Onion rings, though, were a disaster. They tasted of nothing, and when I say nothing I mean absolutely nothing - they were completely devoid of any organic flavour whatsoever, like rings of baked sand. The little cheese dip they arrived with was inoffensive - it at least felt like it had come from planet earth - but nothing could have made those rings worth eating. They would have been expensive at any price but at £3.95 they were an insult, and an Oreo milkshake also for £3.95 was fine but about half the size of the one that Byron charge the same for.
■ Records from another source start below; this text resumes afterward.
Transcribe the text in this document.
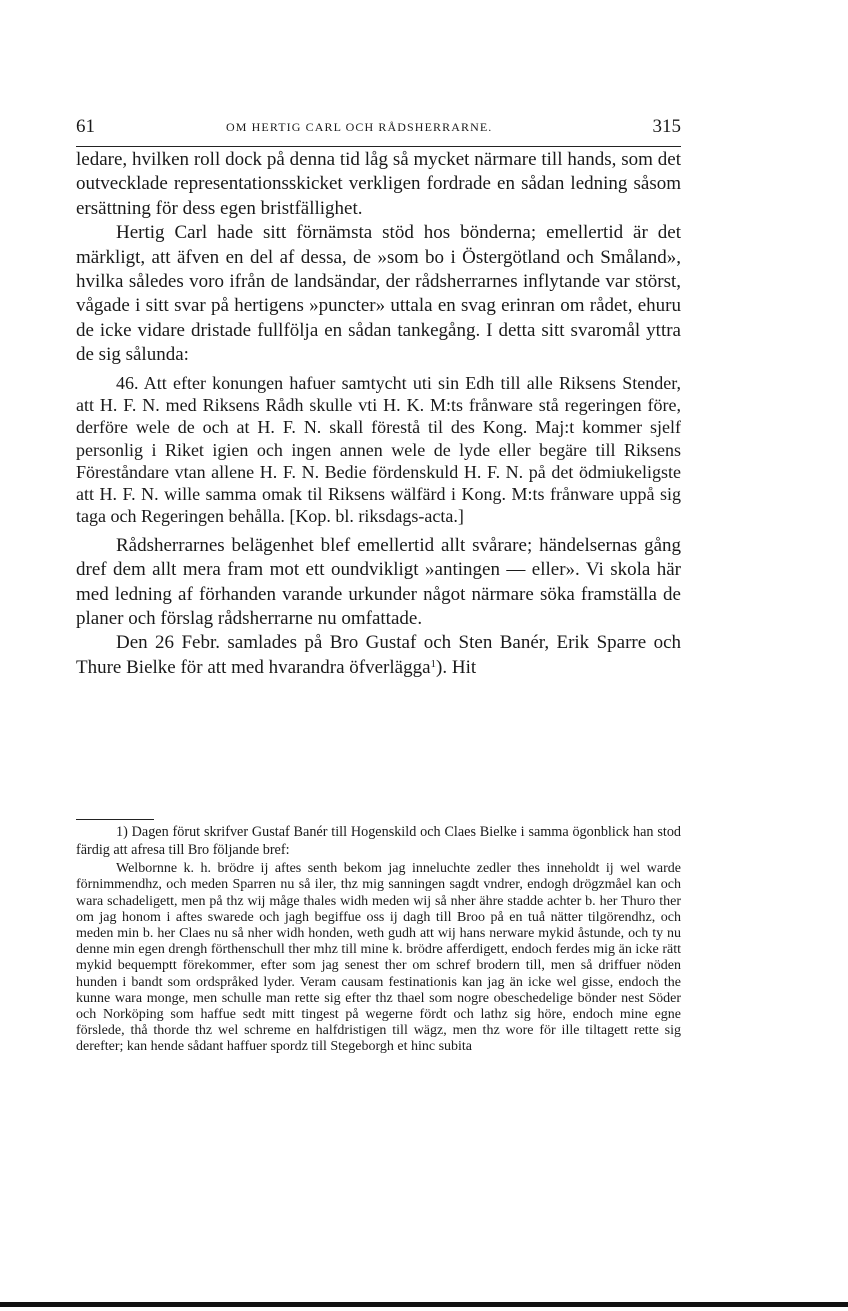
61	OM HERTIG CARL OCH RÅDSHERRARNE.	315

ledare, hvilken roll dock på denna tid låg så mycket närmare till hands, som det outvecklade representationsskicket verkligen fordrade en sådan ledning såsom ersättning för dess egen bristfällighet.

Hertig Carl hade sitt förnämsta stöd hos bönderna; emellertid är det märkligt, att äfven en del af dessa, de »som bo i Östergötland och Småland», hvilka således voro ifrån de landsändar, der rådsherrarnes inflytande var störst, vågade i sitt svar på hertigens »puncter» uttala en svag erinran om rådet, ehuru de icke vidare dristade fullfölja en sådan tankegång. I detta sitt svaromål yttra de sig sålunda:

46. Att efter konungen hafuer samtycht uti sin Edh till alle Riksens Stender, att H. F. N. med Riksens Rådh skulle vti H. K. M:ts frånware stå regeringen före, derföre wele de och at H. F. N. skall förestå til des Kong. Maj:t kommer sjelf personlig i Riket igien och ingen annen wele de lyde eller begäre till Riksens Föreståndare vtan allene H. F. N. Bedie fördenskuld H. F. N. på det ödmiukeligste att H. F. N. wille samma omak til Riksens wälfärd i Kong. M:ts frånware uppå sig taga och Regeringen behålla. [Kop. bl. riksdags-acta.]

Rådsherrarnes belägenhet blef emellertid allt svårare; händelsernas gång dref dem allt mera fram mot ett oundvikligt »antingen — eller». Vi skola här med ledning af förhanden varande urkunder något närmare söka framställa de planer och förslag rådsherrarne nu omfattade.

Den 26 Febr. samlades på Bro Gustaf och Sten Banér, Erik Sparre och Thure Bielke för att med hvarandra öfverlägga$^1$). Hit

1) Dagen förut skrifver Gustaf Banér till Hogenskild och Claes Bielke i samma ögonblick han stod färdig att afresa till Bro följande bref:

Welbornne k. h. brödre ij aftes senth bekom jag inneluchte zedler thes inneholdt ij wel warde förnimmendhz, och meden Sparren nu så iler, thz mig sanningen sagdt vndrer, endogh drögzmåel kan och wara schadeligett, men på thz wij måge thales widh meden wij så nher ähre stadde achter b. her Thuro ther om jag honom i aftes swarede och jagh begiffue oss ij dagh till Broo på en tuå nätter tilgörendhz, och meden min b. her Claes nu så nher widh honden, weth gudh att wij hans nerware mykid åstunde, och ty nu denne min egen drengh förthenschull ther mhz till mine k. brödre afferdigett, endoch ferdes mig än icke rätt mykid bequemptt förekommer, efter som jag senest ther om schref brodern till, men så driffuer nöden hunden i bandt som ordspråked lyder. Veram causam festinationis kan jag än icke wel gisse, endoch the kunne wara monge, men schulle man rette sig efter thz thael som nogre obeschedelige bönder nest Söder och Norköping som haffue sedt mitt tingest på wegerne fördt och lathz sig höre, endoch mine egne förslede, thå thorde thz wel schreme en halfdristigen till wägz, men thz wore för ille tiltagett rette sig derefter; kan hende sådant haffuer spordz till Stegeborgh et hinc subita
As the second cynical, lazy proto-chain attempting to ride London's current food obsessions to success I've had the misfortune of eating at in the space of a month, I hope that BRGR isn't around for too much longer; I hope it fails. But the rules that govern which restaurants do well and which don't are far too complex for an armchair pundit like me to predict. Look at poor old North Road, which this week went into administration despite the kind of critical reception many places would kill for, and St John Hotel which seems to be struggling not long after winning a Michelin star itself. So who knows if BRGR will survive. All I can tell you is there are better burgers to eat within spitting distance, and if BRGR think they deserve a spot in amongst the likes of MeatLiquor, Patty & Bun, Lucky Chip et all, they're out of their FCKNG minds.


BRGR Co.  on Urbanspoon

Someone has pointed out that the onion rings are £2.95 on the bill, not £3.95 as they were on the menu. Either way, that's either £2.95 or £3.95 too much.